In-depth investigation into defect-induced Raman lines in irradiated graphene

Identifying the type of structural defects and determining their concentration is crucial for effective defect engineering strategies since they govern various physical, chemical, and optoelectronic properties of graphene. Here, we study the effects of Ga ion irradiation on freestanding monolayer graphene, specifically focusing on the behavior of three defect-induced Raman lines (D, D' and (D+ D')). By employing a modified approach of the local activation model, we determine the key defect parameters of each line and show their dependence on different vibrational configurations of the iTO and iLO phonons emitted during scattering. The redshift of the lines and the broadening of their width, observed with an increase in the concentration of radiation defects over N_d ≈ 10¹³cm⁻², are explained by the tensile stress of the graphene film and a decrease in the phonon lifetime, respectively.
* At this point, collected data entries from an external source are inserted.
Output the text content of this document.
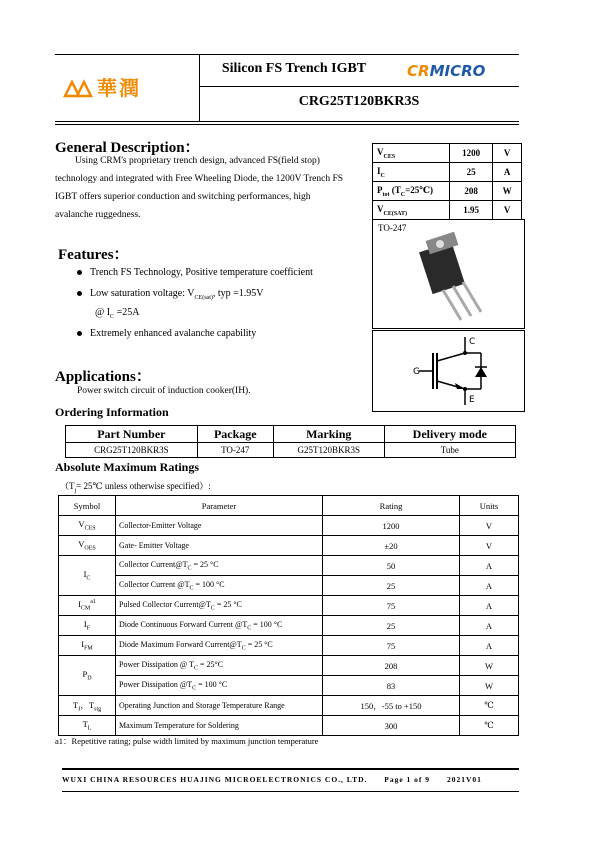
華潤
Silicon FS Trench IGBT	CRMICRO
CRG25T120BKR3S
General Description：
Using CRM's proprietary trench design, advanced FS(field stop)
technology and integrated with Free Wheeling Diode, the 1200V Trench FS
IGBT offers superior conduction and switching performances, high
avalanche ruggedness.
$V_{CES}$	1200	V
$I_C$	25	A
$P_{tot}$ $(T_C=25℃)$	208	W
$V_{CE(SAT)}$	1.95	V
TO-247
C
G
E
Features：
Trench FS Technology, Positive temperature coefficient
Low saturation voltage: $V_{CE(sat)}$, typ =1.95V
@ $I_C =25A$
Extremely enhanced avalanche capability
Applications：
Power switch circuit of induction cooker(IH).
Ordering Information
Part Number	Package	Marking	Delivery mode
CRG25T120BKR3S	TO-247	G25T120BKR3S	Tube
Absolute Maximum Ratings
（$T_j=$ 25℃ unless otherwise specified）:
Symbol	Parameter	Rating	Units
$V_{CES}$	Collector-Emitter Voltage	1200	V
$V_{OES}$	Gate- Emitter Voltage	±20	V
$I_C$	Collector $Current@T_C = 25$ °C	50	A
	Collector Current $@T_C = 100$ °C	25	A
$I_{CM}^{a1}$	Pulsed Collector $Current@T_C = 25$ °C	75	A
$I_F$	Diode Continuous Forward Current $@T_C = 100$ °C	25	A
$I_{FM}$	Diode Maximum Forward $Current@T_C = 25$ °C	75	A
$P_D$	Power Dissipation @ $T_C = 25^\circ C$	208	W
	Power Dissipation $@T_C = 100$ °C	83	W
$T_J$，$T_{stg}$	Operating Junction and Storage Temperature Range	150，-55 to +150	℃
$T_L$	Maximum Temperature for Soldering	300	℃
a1：Repetitive rating; pulse width limited by maximum junction temperature
WUXI CHINA RESOURCES HUAJING MICROELECTRONICS CO., LTD. Page 1 of 9 2021V01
The resulting intensity ratio I(D)/I(D') of 9.7 in samples with different defect densities is consistent with theoretical predictions for vacancy-like defects with a predominance of double vacancies. Our findings provide valuable insights into the underlying mechanisms driving defect-induced Raman scattering in graphene, thereby contributing to an enhanced understanding of defect engineering for diverse applications, such as next-generation electronics, sensing devices, and energy storage systems.